Economies of Commodity Hardware
CORD must run on commodity servers and white-box switches, and to the extent possible, leverage merchant silicon; it should not depend on proprietary or purpose-built hardware to achieve high performance. That CORD leverages commodity hardware follows directly from its goal of supporting the economics of cloud infrastructure. And by implication, the software running on that commodity hardware must deliver the same performance and reliability as today’s purpose-built hardware.
To this end, CORD provides mechanisms to virtualize commodity servers and control white-box switches, along with several open source exemplars of how software can leverage these mechanisms to achieve high performance and reliability.
Enable Innovative Services
CORD must support a wide-range of services; it is not limited to access services, nor should it unnecessarily constrain how services are implemented. Specifically, CORD must support services drawn from across the following four dimensions: (1) both access services (e.g., Fiber-to-the-Home) and conventional cloud services (SaaS); (2) both services implemented in the data plane (NFV) and services implemented in the control plane (SDN); (3) both trusted operator-provided services and untrusted third-party services; and (4) both bundled legacy services and disaggregated greenfield services.
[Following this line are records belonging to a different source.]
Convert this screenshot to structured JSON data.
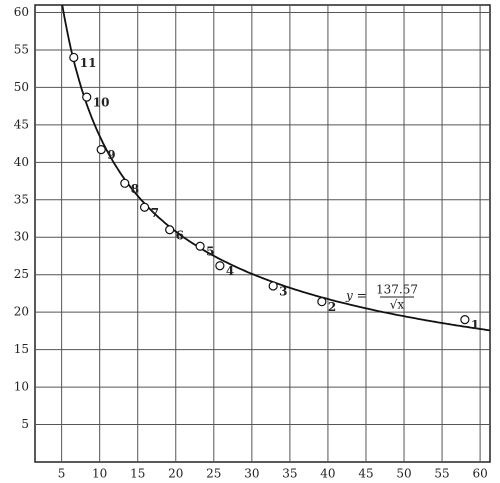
{
  "chart_data": {
    "type": "scatter",
    "x": [
      58,
      39.2,
      32.8,
      25.8,
      23.2,
      19.2,
      15.9,
      13.3,
      10.2,
      8.3,
      6.6
    ],
    "values": [
      19,
      21.4,
      23.5,
      26.2,
      28.8,
      31,
      34,
      37.2,
      41.7,
      48.7,
      54
    ],
    "labels": [
      "1",
      "2",
      "3",
      "4",
      "5",
      "6",
      "7",
      "8",
      "9",
      "10",
      "11"
    ],
    "curve": {
      "coefficient": 137.57,
      "prefix": "y =",
      "denominator": "√x"
    },
    "xlim": [
      1.5,
      61.3
    ],
    "ylim": [
      0,
      61
    ],
    "xticks": [
      5,
      10,
      15,
      20,
      25,
      30,
      35,
      40,
      45,
      50,
      55,
      60
    ],
    "yticks": [
      5,
      10,
      15,
      20,
      25,
      30,
      35,
      40,
      45,
      50,
      55,
      60
    ],
    "grid": true,
    "color": "#111111"
  }
}
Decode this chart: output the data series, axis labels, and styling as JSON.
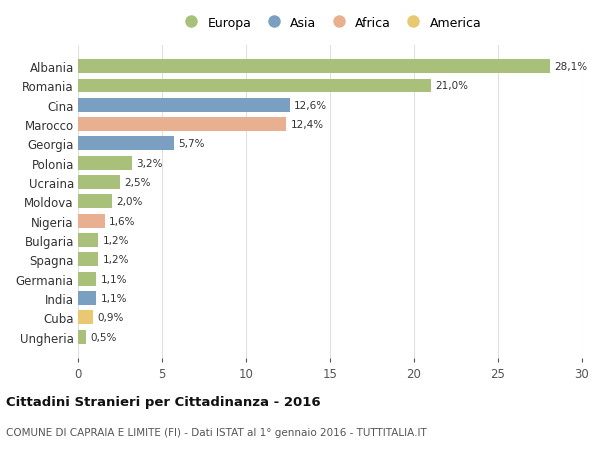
{
  "categories": [
    "Albania",
    "Romania",
    "Cina",
    "Marocco",
    "Georgia",
    "Polonia",
    "Ucraina",
    "Moldova",
    "Nigeria",
    "Bulgaria",
    "Spagna",
    "Germania",
    "India",
    "Cuba",
    "Ungheria"
  ],
  "values": [
    28.1,
    21.0,
    12.6,
    12.4,
    5.7,
    3.2,
    2.5,
    2.0,
    1.6,
    1.2,
    1.2,
    1.1,
    1.1,
    0.9,
    0.5
  ],
  "labels": [
    "28,1%",
    "21,0%",
    "12,6%",
    "12,4%",
    "5,7%",
    "3,2%",
    "2,5%",
    "2,0%",
    "1,6%",
    "1,2%",
    "1,2%",
    "1,1%",
    "1,1%",
    "0,9%",
    "0,5%"
  ],
  "continents": [
    "Europa",
    "Europa",
    "Asia",
    "Africa",
    "Asia",
    "Europa",
    "Europa",
    "Europa",
    "Africa",
    "Europa",
    "Europa",
    "Europa",
    "Asia",
    "America",
    "Europa"
  ],
  "colors": {
    "Europa": "#a8c07a",
    "Asia": "#7a9fc0",
    "Africa": "#e8b090",
    "America": "#e8c870"
  },
  "legend_labels": [
    "Europa",
    "Asia",
    "Africa",
    "America"
  ],
  "legend_colors": [
    "#a8c07a",
    "#7a9fc0",
    "#e8b090",
    "#e8c870"
  ],
  "xlim": [
    0,
    30
  ],
  "xticks": [
    0,
    5,
    10,
    15,
    20,
    25,
    30
  ],
  "title": "Cittadini Stranieri per Cittadinanza - 2016",
  "subtitle": "COMUNE DI CAPRAIA E LIMITE (FI) - Dati ISTAT al 1° gennaio 2016 - TUTTITALIA.IT",
  "background_color": "#ffffff",
  "grid_color": "#e0e0e0"
}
Moreover, CORD must provide an agile framework for managing a set of services without regard for how the individual services achieve isolation, scale, performance, and high availability.
To this end, CORD defines a unifying service abstraction (and other supportive models) that encompasses the full range of service designs, along with mechanisms that map those abstractions onto virtualized commodity hardware.
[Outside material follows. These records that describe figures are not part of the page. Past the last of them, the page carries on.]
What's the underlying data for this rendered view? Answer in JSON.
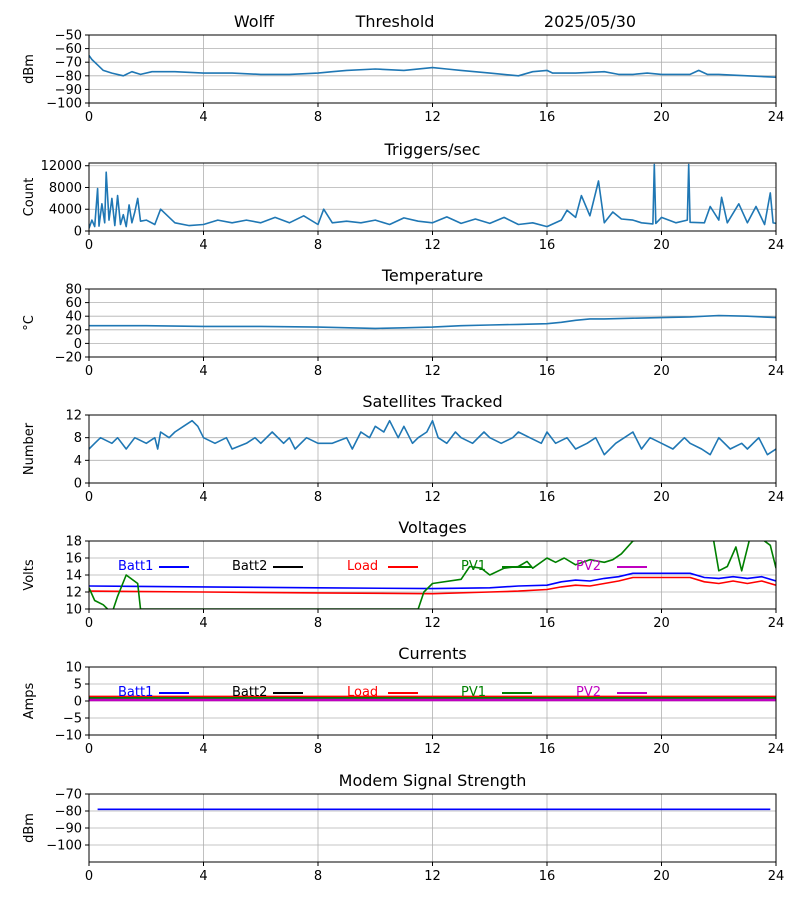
{
  "header": {
    "station": "Wolff",
    "threshold_label": "Threshold",
    "date": "2025/05/30"
  },
  "chart_data": [
    {
      "type": "line",
      "title": "",
      "ylabel": "dBm",
      "xlim": [
        0,
        24
      ],
      "ylim": [
        -100,
        -50
      ],
      "x_ticks": [
        0,
        4,
        8,
        12,
        16,
        20,
        24
      ],
      "y_ticks": [
        -100,
        -90,
        -80,
        -70,
        -60,
        -50
      ],
      "grid": true,
      "series": [
        {
          "color": "#1f77b4",
          "x": [
            0,
            0.1,
            0.3,
            0.5,
            0.8,
            1.2,
            1.5,
            1.8,
            2.2,
            3,
            4,
            5,
            6,
            7,
            8,
            8.5,
            9,
            10,
            11,
            12,
            12.5,
            13,
            14,
            15,
            15.5,
            16,
            16.2,
            17,
            18,
            18.5,
            19,
            19.5,
            20,
            21,
            21.3,
            21.6,
            22,
            23,
            24
          ],
          "y": [
            -65,
            -68,
            -72,
            -76,
            -78,
            -80,
            -77,
            -79,
            -77,
            -77,
            -78,
            -78,
            -79,
            -79,
            -78,
            -77,
            -76,
            -75,
            -76,
            -74,
            -75,
            -76,
            -78,
            -80,
            -77,
            -76,
            -78,
            -78,
            -77,
            -79,
            -79,
            -78,
            -79,
            -79,
            -76,
            -79,
            -79,
            -80,
            -81
          ]
        }
      ]
    },
    {
      "type": "line",
      "title": "Triggers/sec",
      "ylabel": "Count",
      "xlim": [
        0,
        24
      ],
      "ylim": [
        0,
        12500
      ],
      "x_ticks": [
        0,
        4,
        8,
        12,
        16,
        20,
        24
      ],
      "y_ticks": [
        0,
        4000,
        8000,
        12000
      ],
      "grid": true,
      "series": [
        {
          "color": "#1f77b4",
          "x": [
            0,
            0.1,
            0.2,
            0.3,
            0.35,
            0.45,
            0.55,
            0.6,
            0.7,
            0.8,
            0.9,
            1,
            1.1,
            1.2,
            1.3,
            1.4,
            1.5,
            1.6,
            1.7,
            1.8,
            2,
            2.3,
            2.5,
            3,
            3.5,
            4,
            4.5,
            5,
            5.5,
            6,
            6.5,
            7,
            7.5,
            8,
            8.2,
            8.5,
            9,
            9.5,
            10,
            10.5,
            11,
            11.5,
            12,
            12.5,
            13,
            13.5,
            14,
            14.5,
            15,
            15.5,
            16,
            16.5,
            16.7,
            17,
            17.2,
            17.5,
            17.8,
            18,
            18.3,
            18.6,
            19,
            19.3,
            19.7,
            19.75,
            19.8,
            20,
            20.5,
            20.9,
            20.95,
            21,
            21.5,
            21.7,
            22,
            22.1,
            22.3,
            22.7,
            23,
            23.3,
            23.6,
            23.8,
            23.9,
            24
          ],
          "y": [
            500,
            2000,
            800,
            7800,
            900,
            5000,
            1500,
            10800,
            2000,
            6000,
            1000,
            6500,
            1200,
            3000,
            800,
            4800,
            1500,
            3500,
            6000,
            1800,
            2000,
            1200,
            4000,
            1500,
            1000,
            1200,
            2000,
            1500,
            2000,
            1500,
            2500,
            1500,
            2800,
            1200,
            4000,
            1500,
            1800,
            1500,
            2000,
            1200,
            2400,
            1800,
            1500,
            2600,
            1400,
            2200,
            1400,
            2500,
            1200,
            1500,
            800,
            2000,
            3800,
            2500,
            6500,
            2800,
            9200,
            1500,
            3500,
            2200,
            2000,
            1500,
            1300,
            12200,
            1400,
            2500,
            1500,
            2000,
            12200,
            1600,
            1500,
            4500,
            2000,
            6200,
            1500,
            5000,
            1500,
            4500,
            1200,
            7000,
            1500,
            1400
          ]
        }
      ]
    },
    {
      "type": "line",
      "title": "Temperature",
      "ylabel": "°C",
      "xlim": [
        0,
        24
      ],
      "ylim": [
        -20,
        80
      ],
      "x_ticks": [
        0,
        4,
        8,
        12,
        16,
        20,
        24
      ],
      "y_ticks": [
        -20,
        0,
        20,
        40,
        60,
        80
      ],
      "grid": true,
      "series": [
        {
          "color": "#1f77b4",
          "x": [
            0,
            2,
            4,
            6,
            8,
            10,
            11,
            12,
            13,
            14,
            15,
            16,
            16.5,
            17,
            17.5,
            18,
            19,
            20,
            21,
            22,
            23,
            24
          ],
          "y": [
            26,
            26,
            25,
            25,
            24,
            22,
            23,
            24,
            26,
            27,
            28,
            29,
            31,
            34,
            36,
            36,
            37,
            38,
            39,
            41,
            40,
            38
          ]
        }
      ]
    },
    {
      "type": "line",
      "title": "Satellites Tracked",
      "ylabel": "Number",
      "xlim": [
        0,
        24
      ],
      "ylim": [
        0,
        12
      ],
      "x_ticks": [
        0,
        4,
        8,
        12,
        16,
        20,
        24
      ],
      "y_ticks": [
        0,
        4,
        8,
        12
      ],
      "grid": true,
      "series": [
        {
          "color": "#1f77b4",
          "x": [
            0,
            0.2,
            0.4,
            0.8,
            1,
            1.3,
            1.6,
            2,
            2.3,
            2.4,
            2.5,
            2.8,
            3,
            3.3,
            3.6,
            3.8,
            4,
            4.4,
            4.8,
            5,
            5.5,
            5.8,
            6,
            6.4,
            6.8,
            7,
            7.2,
            7.6,
            8,
            8.5,
            9,
            9.2,
            9.5,
            9.8,
            10,
            10.3,
            10.5,
            10.8,
            11,
            11.3,
            11.5,
            11.8,
            12,
            12.2,
            12.5,
            12.8,
            13,
            13.4,
            13.8,
            14,
            14.4,
            14.8,
            15,
            15.4,
            15.8,
            16,
            16.3,
            16.7,
            17,
            17.4,
            17.7,
            18,
            18.4,
            18.7,
            19,
            19.3,
            19.6,
            20,
            20.4,
            20.8,
            21,
            21.4,
            21.7,
            22,
            22.4,
            22.8,
            23,
            23.4,
            23.7,
            24
          ],
          "y": [
            6,
            7,
            8,
            7,
            8,
            6,
            8,
            7,
            8,
            6,
            9,
            8,
            9,
            10,
            11,
            10,
            8,
            7,
            8,
            6,
            7,
            8,
            7,
            9,
            7,
            8,
            6,
            8,
            7,
            7,
            8,
            6,
            9,
            8,
            10,
            9,
            11,
            8,
            10,
            7,
            8,
            9,
            11,
            8,
            7,
            9,
            8,
            7,
            9,
            8,
            7,
            8,
            9,
            8,
            7,
            9,
            7,
            8,
            6,
            7,
            8,
            5,
            7,
            8,
            9,
            6,
            8,
            7,
            6,
            8,
            7,
            6,
            5,
            8,
            6,
            7,
            6,
            8,
            5,
            6
          ]
        }
      ]
    },
    {
      "type": "line",
      "title": "Voltages",
      "ylabel": "Volts",
      "xlim": [
        0,
        24
      ],
      "ylim": [
        10,
        18
      ],
      "x_ticks": [
        0,
        4,
        8,
        12,
        16,
        20,
        24
      ],
      "y_ticks": [
        10,
        12,
        14,
        16,
        18
      ],
      "grid": true,
      "legend_position": "top",
      "series": [
        {
          "name": "Batt1",
          "color": "#0000ff",
          "x": [
            0,
            4,
            8,
            12,
            14,
            15,
            16,
            16.5,
            17,
            17.5,
            18,
            18.5,
            19,
            20,
            21,
            21.5,
            22,
            22.5,
            23,
            23.5,
            24
          ],
          "y": [
            12.7,
            12.6,
            12.5,
            12.4,
            12.5,
            12.7,
            12.8,
            13.2,
            13.4,
            13.3,
            13.6,
            13.8,
            14.2,
            14.2,
            14.2,
            13.7,
            13.6,
            13.8,
            13.6,
            13.8,
            13.3
          ]
        },
        {
          "name": "Batt2",
          "color": "#000000",
          "x": [],
          "y": []
        },
        {
          "name": "Load",
          "color": "#ff0000",
          "x": [
            0,
            4,
            8,
            12,
            14,
            15,
            16,
            16.5,
            17,
            17.5,
            18,
            18.5,
            19,
            20,
            21,
            21.5,
            22,
            22.5,
            23,
            23.5,
            24
          ],
          "y": [
            12.1,
            12.0,
            11.9,
            11.8,
            12.0,
            12.1,
            12.3,
            12.6,
            12.8,
            12.7,
            13.0,
            13.3,
            13.7,
            13.7,
            13.7,
            13.2,
            13.0,
            13.3,
            13.0,
            13.3,
            12.8
          ]
        },
        {
          "name": "PV1",
          "color": "#008000",
          "x": [
            0,
            0.2,
            0.5,
            0.8,
            1.0,
            1.3,
            1.7,
            1.8,
            11.5,
            11.7,
            12.0,
            13.0,
            13.3,
            13.7,
            14.0,
            14.5,
            15.0,
            15.3,
            15.5,
            16.0,
            16.3,
            16.6,
            17.0,
            17.5,
            18.0,
            18.3,
            18.6,
            19.0,
            19.4,
            21.8,
            22.0,
            22.3,
            22.6,
            22.8,
            23.1,
            23.4,
            23.8,
            24.0
          ],
          "y": [
            12.5,
            11.0,
            10.5,
            9.5,
            11.5,
            14.0,
            13.0,
            10.0,
            10.0,
            12.0,
            13.0,
            13.5,
            15.0,
            14.8,
            14.0,
            14.8,
            15.0,
            15.6,
            14.8,
            16.0,
            15.5,
            16.0,
            15.2,
            15.8,
            15.5,
            15.8,
            16.5,
            18.0,
            18.2,
            18.5,
            14.5,
            15.0,
            17.3,
            14.5,
            18.5,
            18.5,
            17.5,
            14.8
          ]
        },
        {
          "name": "PV2",
          "color": "#bf00bf",
          "x": [],
          "y": []
        }
      ]
    },
    {
      "type": "line",
      "title": "Currents",
      "ylabel": "Amps",
      "xlim": [
        0,
        24
      ],
      "ylim": [
        -10,
        10
      ],
      "x_ticks": [
        0,
        4,
        8,
        12,
        16,
        20,
        24
      ],
      "y_ticks": [
        -10,
        -5,
        0,
        5,
        10
      ],
      "grid": true,
      "legend_position": "top",
      "series": [
        {
          "name": "Batt1",
          "color": "#0000ff",
          "x": [
            0,
            24
          ],
          "y": [
            0.5,
            0.5
          ]
        },
        {
          "name": "Batt2",
          "color": "#000000",
          "x": [],
          "y": []
        },
        {
          "name": "Load",
          "color": "#ff0000",
          "x": [
            0,
            24
          ],
          "y": [
            1.2,
            1.2
          ]
        },
        {
          "name": "PV1",
          "color": "#008000",
          "x": [
            0,
            24
          ],
          "y": [
            0.8,
            0.8
          ]
        },
        {
          "name": "PV2",
          "color": "#bf00bf",
          "x": [
            0,
            24
          ],
          "y": [
            0.3,
            0.3
          ]
        }
      ]
    },
    {
      "type": "line",
      "title": "Modem Signal Strength",
      "ylabel": "dBm",
      "xlim": [
        0,
        24
      ],
      "ylim": [
        -110,
        -70
      ],
      "x_ticks": [
        0,
        4,
        8,
        12,
        16,
        20,
        24
      ],
      "y_ticks": [
        -100,
        -90,
        -80,
        -70
      ],
      "grid": true,
      "series": [
        {
          "color": "#0000ff",
          "x": [
            0.3,
            23.8
          ],
          "y": [
            -79,
            -79
          ]
        }
      ]
    }
  ]
}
Extensible and Controllable
CORD is a configurable platform; it is not a point-solution. It must provide a means for the operator to specify the desired collection of services, as well a full OAM capability for those services. This includes the ability to configure CORD for different markets and access technologies: Residential, Enterprise, and Mobile. It must also provide a means to provision and parameterize those services to meet the operator’s operational and business objectives.
To this end, CORD defines a Northbound Interface (NBI) that allows operators to configure, control, and extend a CORD deployment, and does so in a way that cleanly separates policy and mechanism.
Multi-Domain Security
CORD must account for multiple domains of trust; it is not sufficient to only distinguish between CORD operators and CORD users. This includes a wide range of intermediate roles, including global operators, site-specific operators, service operators, service developers, service tenants (other internal services) and service subscribers (external principals).
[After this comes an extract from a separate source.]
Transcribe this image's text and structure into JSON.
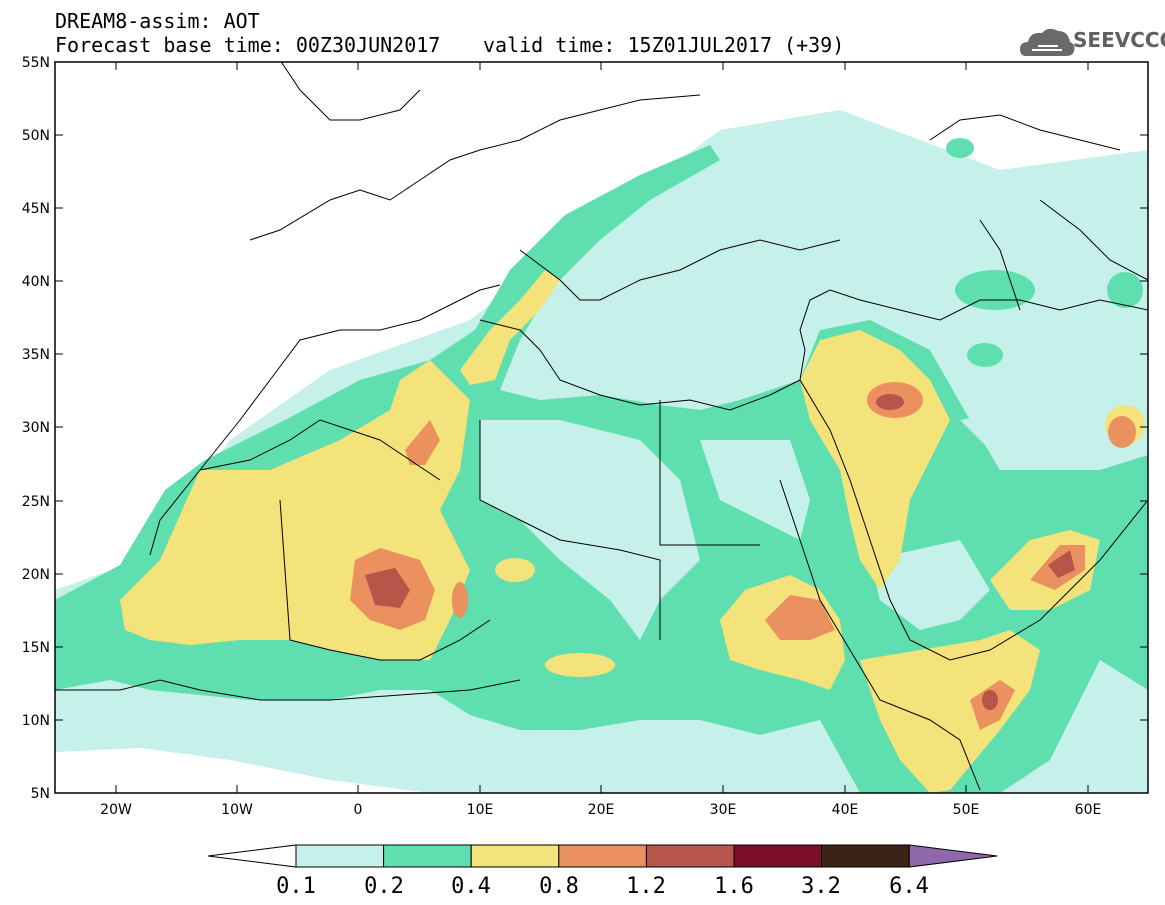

To this end, CORD adopts best practices in secure system design: it minimizes the trusted code base, it provides mechanisms to mediate trust, and it provides mechanisms that support the principle of least privilege.
Operational Robustness
CORD must account for partial and intermediate failures and incremental upgrades; it is not acceptable to ignore the operational realities of building a system by integrating multiple, independently developed and deployed software components. Without holding the reference implementation to the high bar of “production ready,” CORD must be architected for zero-touch: to account for the possibility that the operational behavior of the system is not always in sync with the target state of the system, and to automatically steer the system to the correct functioning state.
To this end, CORD employs best practices in scalable cloud services: to treat error states as expected in a production system, to provide built-in mechanisms to automatically recover from failures, and to support incremental hardware and software upgrades without service disruption.